As Nomura analyst Sonal Varma points out, services GVA growth has also picked up to a healthy 7.4 per cent y-o-y compared to 6.9 per cent with a broad-based performance across construction, public administration, ‘trade, hotels, transport and communication’ and financial/real estate services.

The services sector growing at a steady pace of more than 7 per cent is inspiring, displaying that India’s growth momentum will continue. On the face of it, the economy seems to be firing on all cylinders. However, dichotomies prevail. Agriculture and allied GVA contracted 0.8 per cent in the third quarter compared with 1.6 per cent growth in second quarter. While partly the result of a highly unfavourable base, it is also due to a fall in kharif output as per the government’s second advance estimates.

Investment growth continued to surpass consumption, while private consumption was muted at 3.5 per cent yoy despite the festive push, troubled by weak farm output. This finds reflection in the recently released household expenditure survey which sheds light on to the changing trends of the Indian consumer.

One of key takeaways from the household consumption expenditure (HCES) survey -conducted after a 11-year gap between August 2022 and July 2023 – is that the share of food will likely be lower from 46 per cent to 41-42 per cent. The Nomura growth outlook in 2024 suggests, going by early high frequency indicators for Q1 2024, a mixed picture for consumption indicators, with stable passenger vehicle and twowheeler sales, even as tractor and MHCV sales have underwhelmed. Aviation passenger traffic is trending lower, while aviation cargo and real consumer goods import growth have picked up.

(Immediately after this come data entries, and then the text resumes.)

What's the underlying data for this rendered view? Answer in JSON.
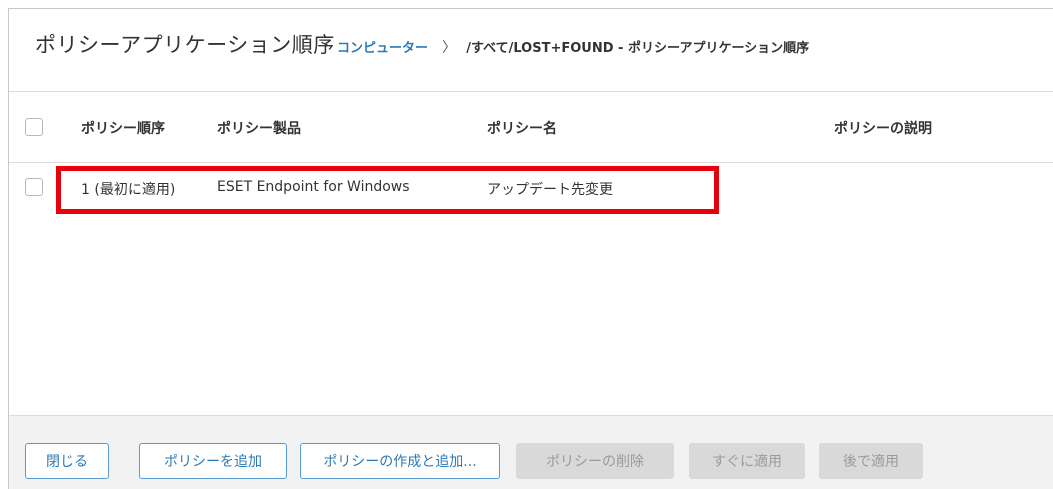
{
  "header": {
    "title": "ポリシーアプリケーション順序",
    "breadcrumb_link": "コンピューター",
    "breadcrumb_separator": "〉",
    "breadcrumb_path": "/すべて/LOST+FOUND - ポリシーアプリケーション順序"
  },
  "table": {
    "columns": [
      "ポリシー順序",
      "ポリシー製品",
      "ポリシー名",
      "ポリシーの説明"
    ],
    "rows": [
      {
        "order": "1 (最初に適用)",
        "product": "ESET Endpoint for Windows",
        "name": "アップデート先変更",
        "description": ""
      }
    ]
  },
  "footer": {
    "buttons": [
      {
        "label": "閉じる",
        "enabled": true
      },
      {
        "label": "ポリシーを追加",
        "enabled": true
      },
      {
        "label": "ポリシーの作成と追加...",
        "enabled": true
      },
      {
        "label": "ポリシーの削除",
        "enabled": false
      },
      {
        "label": "すぐに適用",
        "enabled": false
      },
      {
        "label": "後で適用",
        "enabled": false
      }
    ]
  },
  "colors": {
    "accent": "#2a7ab8",
    "highlight": "#e8000b",
    "disabled_button": "#d9d9d9"
  }
}
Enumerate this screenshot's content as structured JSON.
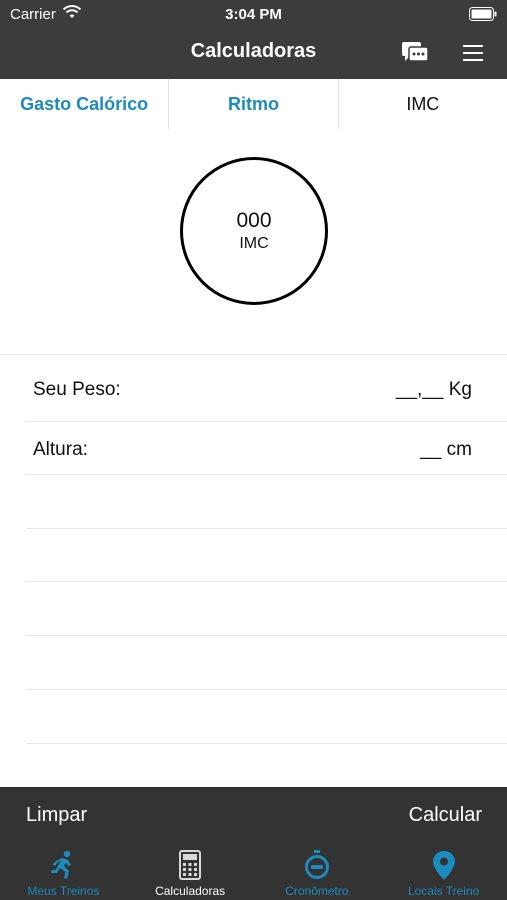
{
  "status": {
    "carrier": "Carrier",
    "time": "3:04 PM"
  },
  "nav": {
    "title": "Calculadoras",
    "icons": [
      "chat-icon",
      "menu-icon"
    ]
  },
  "segments": [
    "Gasto Calórico",
    "Ritmo",
    "IMC"
  ],
  "result": {
    "value": "000",
    "unit": "IMC"
  },
  "form": {
    "weight": {
      "label": "Seu Peso:",
      "value": "__,__ Kg"
    },
    "height": {
      "label": "Altura:",
      "value": "__ cm"
    }
  },
  "actions": {
    "clear": "Limpar",
    "calculate": "Calcular"
  },
  "tabs": [
    {
      "label": "Meus Treinos",
      "icon": "runner-icon"
    },
    {
      "label": "Calculadoras",
      "icon": "calculator-icon"
    },
    {
      "label": "Cronômetro",
      "icon": "stopwatch-icon"
    },
    {
      "label": "Locais Treino",
      "icon": "map-pin-icon"
    }
  ],
  "colors": {
    "accent": "#1c8bbd",
    "bar": "#3c3c3c",
    "bottom": "#333333"
  }
}
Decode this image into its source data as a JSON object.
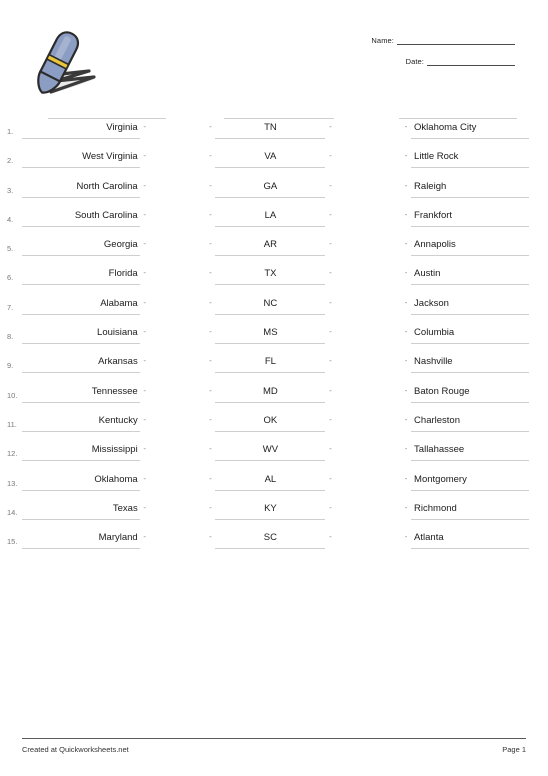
{
  "header": {
    "icon": "fountain-pen-icon",
    "name_label": "Name:",
    "name_value": "",
    "date_label": "Date:",
    "date_value": ""
  },
  "worksheet": {
    "rows": [
      {
        "num": "1.",
        "state": "Virginia",
        "abbr": "TN",
        "capital": "Oklahoma City"
      },
      {
        "num": "2.",
        "state": "West Virginia",
        "abbr": "VA",
        "capital": "Little Rock"
      },
      {
        "num": "3.",
        "state": "North Carolina",
        "abbr": "GA",
        "capital": "Raleigh"
      },
      {
        "num": "4.",
        "state": "South Carolina",
        "abbr": "LA",
        "capital": "Frankfort"
      },
      {
        "num": "5.",
        "state": "Georgia",
        "abbr": "AR",
        "capital": "Annapolis"
      },
      {
        "num": "6.",
        "state": "Florida",
        "abbr": "TX",
        "capital": "Austin"
      },
      {
        "num": "7.",
        "state": "Alabama",
        "abbr": "NC",
        "capital": "Jackson"
      },
      {
        "num": "8.",
        "state": "Louisiana",
        "abbr": "MS",
        "capital": "Columbia"
      },
      {
        "num": "9.",
        "state": "Arkansas",
        "abbr": "FL",
        "capital": "Nashville"
      },
      {
        "num": "10.",
        "state": "Tennessee",
        "abbr": "MD",
        "capital": "Baton Rouge"
      },
      {
        "num": "11.",
        "state": "Kentucky",
        "abbr": "OK",
        "capital": "Charleston"
      },
      {
        "num": "12.",
        "state": "Mississippi",
        "abbr": "WV",
        "capital": "Tallahassee"
      },
      {
        "num": "13.",
        "state": "Oklahoma",
        "abbr": "AL",
        "capital": "Montgomery"
      },
      {
        "num": "14.",
        "state": "Texas",
        "abbr": "KY",
        "capital": "Richmond"
      },
      {
        "num": "15.",
        "state": "Maryland",
        "abbr": "SC",
        "capital": "Atlanta"
      }
    ],
    "dash": "-"
  },
  "footer": {
    "credit": "Created at Quickworksheets.net",
    "page": "Page 1"
  },
  "colors": {
    "pen_body": "#8b9dc3",
    "pen_outline": "#2b2b2b",
    "pen_band": "#e8c53a",
    "rule": "#cfcfcf",
    "text": "#1c1c1c",
    "muted": "#777777"
  }
}
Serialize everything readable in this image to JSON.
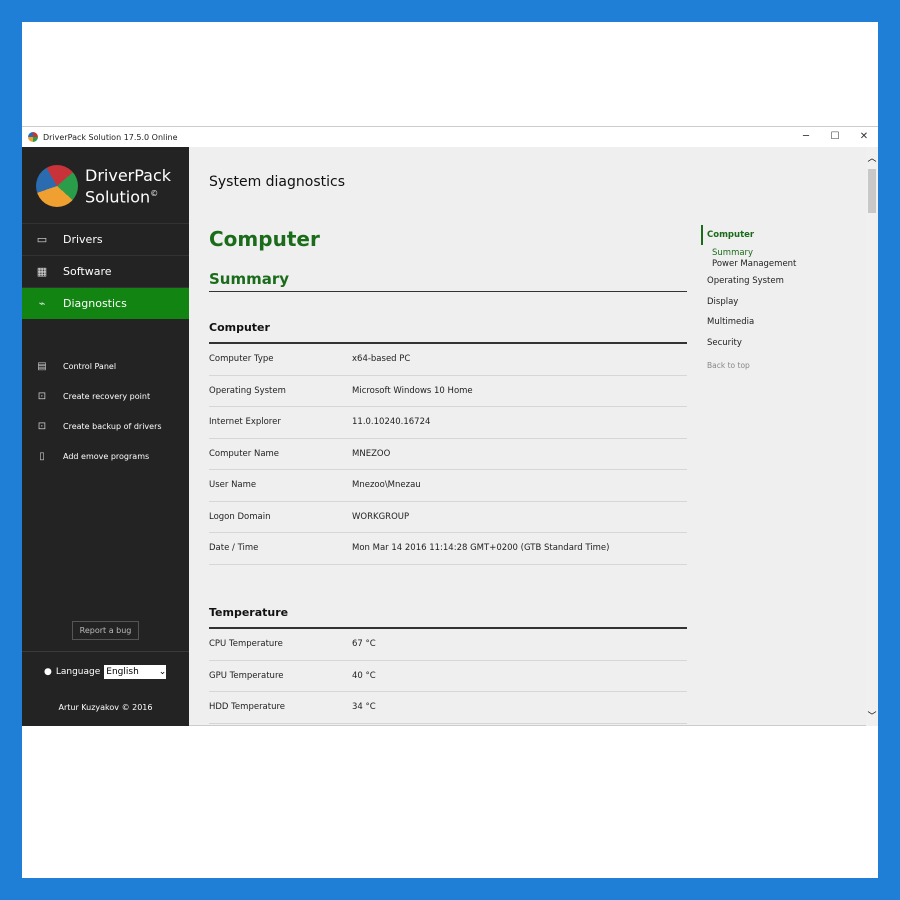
{
  "window": {
    "title": "DriverPack Solution 17.5.0 Online",
    "minimize": "─",
    "maximize": "☐",
    "close": "✕"
  },
  "sidebar": {
    "logo": {
      "line1": "DriverPack",
      "line2": "Solution"
    },
    "nav": [
      {
        "label": "Drivers",
        "icon": "laptop-icon"
      },
      {
        "label": "Software",
        "icon": "grid-icon"
      },
      {
        "label": "Diagnostics",
        "icon": "pulse-icon"
      }
    ],
    "tools": [
      {
        "label": "Control Panel",
        "icon": "control-panel-icon"
      },
      {
        "label": "Create recovery point",
        "icon": "recovery-icon"
      },
      {
        "label": "Create backup of drivers",
        "icon": "backup-icon"
      },
      {
        "label": "Add emove programs",
        "icon": "clipboard-icon"
      }
    ],
    "report_bug": "Report a bug",
    "language_label": "Language",
    "language_value": "English",
    "copyright": "Artur Kuzyakov © 2016"
  },
  "main": {
    "page_title": "System diagnostics",
    "heading": "Computer",
    "subheading": "Summary",
    "computer": {
      "title": "Computer",
      "rows": [
        [
          "Computer Type",
          "x64-based PC"
        ],
        [
          "Operating System",
          "Microsoft Windows 10 Home"
        ],
        [
          "Internet Explorer",
          "11.0.10240.16724"
        ],
        [
          "Computer Name",
          "MNEZOO"
        ],
        [
          "User Name",
          "Mnezoo\\Mnezau"
        ],
        [
          "Logon Domain",
          "WORKGROUP"
        ],
        [
          "Date / Time",
          "Mon Mar 14 2016 11:14:28 GMT+0200 (GTB Standard Time)"
        ]
      ]
    },
    "temperature": {
      "title": "Temperature",
      "rows": [
        [
          "CPU Temperature",
          "67 °C"
        ],
        [
          "GPU Temperature",
          "40 °C"
        ],
        [
          "HDD Temperature",
          "34 °C"
        ]
      ]
    }
  },
  "toc": {
    "computer": "Computer",
    "summary": "Summary",
    "power": "Power Management",
    "os": "Operating System",
    "display": "Display",
    "multimedia": "Multimedia",
    "security": "Security",
    "back": "Back to top"
  }
}
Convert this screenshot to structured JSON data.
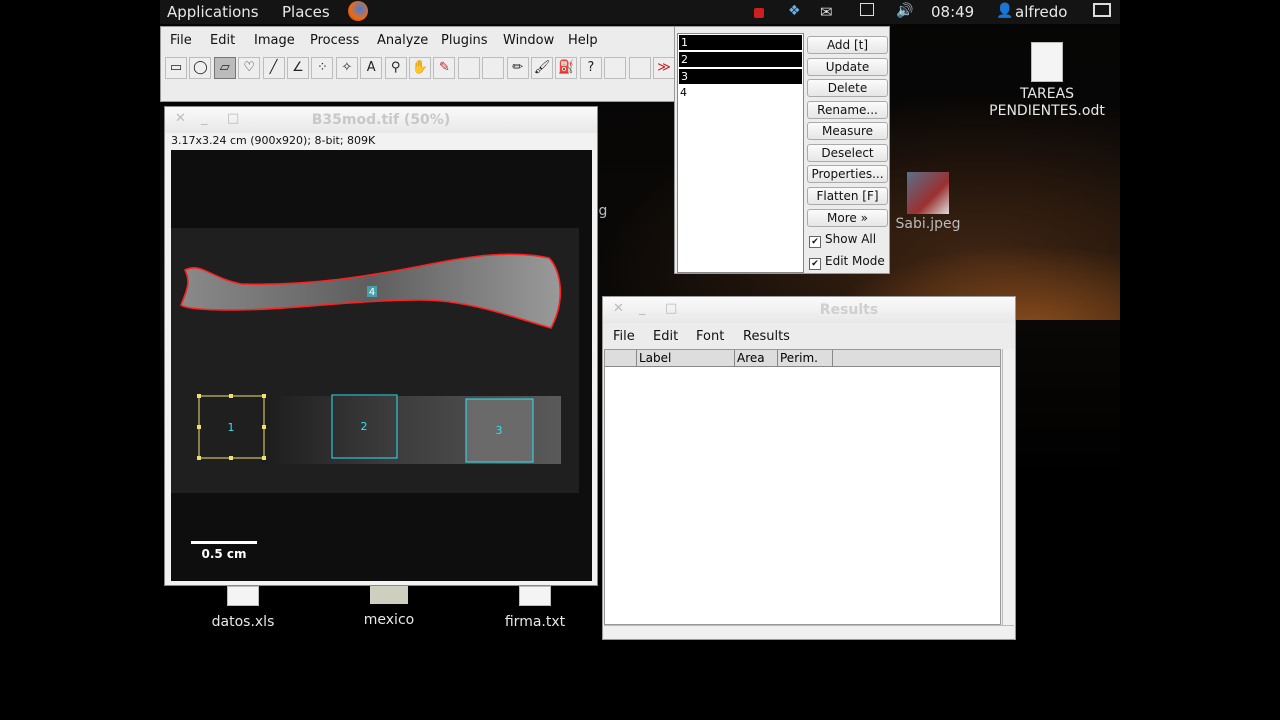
{
  "panel": {
    "applications": "Applications",
    "places": "Places",
    "clock": "08:49",
    "user": "alfredo"
  },
  "imagej": {
    "menu": [
      "File",
      "Edit",
      "Image",
      "Process",
      "Analyze",
      "Plugins",
      "Window",
      "Help"
    ],
    "tools": [
      "rectangle-icon",
      "oval-icon",
      "polygon-icon",
      "freehand-icon",
      "line-icon",
      "angle-icon",
      "point-icon",
      "wand-icon",
      "text-icon",
      "magnifier-icon",
      "hand-icon",
      "dropper-icon",
      "",
      "",
      "pencil-icon",
      "brush-icon",
      "flood-fill-icon",
      "help-icon",
      "",
      "",
      "more-tools-icon"
    ],
    "selected_tool": 2
  },
  "image_window": {
    "title": "B35mod.tif (50%)",
    "info": "3.17x3.24 cm (900x920); 8-bit; 809K",
    "rois": [
      {
        "label": "4"
      },
      {
        "label": "1"
      },
      {
        "label": "2"
      },
      {
        "label": "3"
      }
    ],
    "scale_bar": "0.5 cm",
    "colors": {
      "bone_outline": "#ff2020",
      "active_roi": "#f0e070",
      "roi": "#30e0f0"
    }
  },
  "roi_manager": {
    "items": [
      "1",
      "2",
      "3",
      "4"
    ],
    "selected": [
      0,
      1,
      2
    ],
    "buttons": [
      "Add [t]",
      "Update",
      "Delete",
      "Rename...",
      "Measure",
      "Deselect",
      "Properties...",
      "Flatten [F]",
      "More »"
    ],
    "show_all": {
      "label": "Show All",
      "checked": true
    },
    "edit_mode": {
      "label": "Edit Mode",
      "checked": true
    }
  },
  "results": {
    "title": "Results",
    "menu": [
      "File",
      "Edit",
      "Font",
      "Results"
    ],
    "columns": [
      "",
      "Label",
      "Area",
      "Perim."
    ]
  },
  "desktop": {
    "icons": [
      {
        "name": "TAREAS\nPENDIENTES.odt"
      },
      {
        "name": "Sabi.jpeg"
      },
      {
        "name": "datos.xls"
      },
      {
        "name": "mexico"
      },
      {
        "name": "firma.txt"
      }
    ],
    "partial_label": "g"
  }
}
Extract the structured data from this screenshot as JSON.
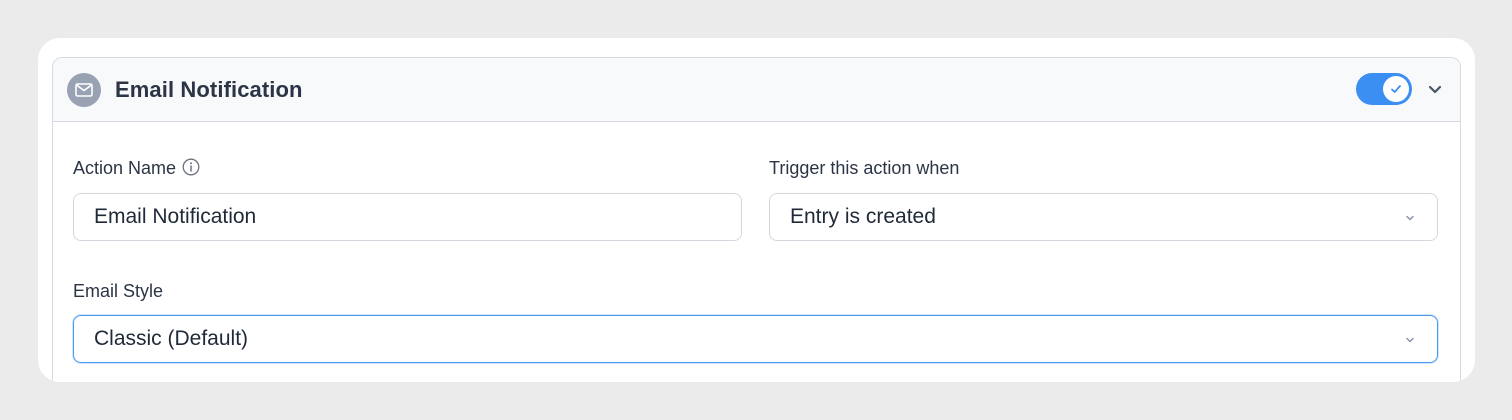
{
  "header": {
    "title": "Email Notification",
    "enabled": true,
    "icon": "envelope-icon",
    "collapse_icon": "chevron-down-icon"
  },
  "fields": {
    "action_name": {
      "label": "Action Name",
      "value": "Email Notification",
      "info_icon": "info-icon"
    },
    "trigger": {
      "label": "Trigger this action when",
      "selected": "Entry is created"
    },
    "email_style": {
      "label": "Email Style",
      "selected": "Classic (Default)"
    }
  },
  "colors": {
    "toggle_on": "#3b8ff2",
    "focus_border": "#4a9bf0",
    "badge": "#98a2b3"
  }
}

Looking ahead, there are several positives to India’s long term prospects, says Aditi Nayar, Chief Economist ICRA. One of them is fiscal management. The Government’s fiscal deficit stood at Rs 11.0 trillion or 64 per cent of the FY2024 RE in April-January FY2024, lower than the Rs 11.9 trillion recorded in April-January FY2023. While net tax revenues rose by 11 per cent, non-tax revenues expanded by 46 per cent, boosted by the RBI dividend, amidst a tepid 1.4 per cent growth in revenue expenditure, and a strong 26.5 per cent YoY expansion in capex.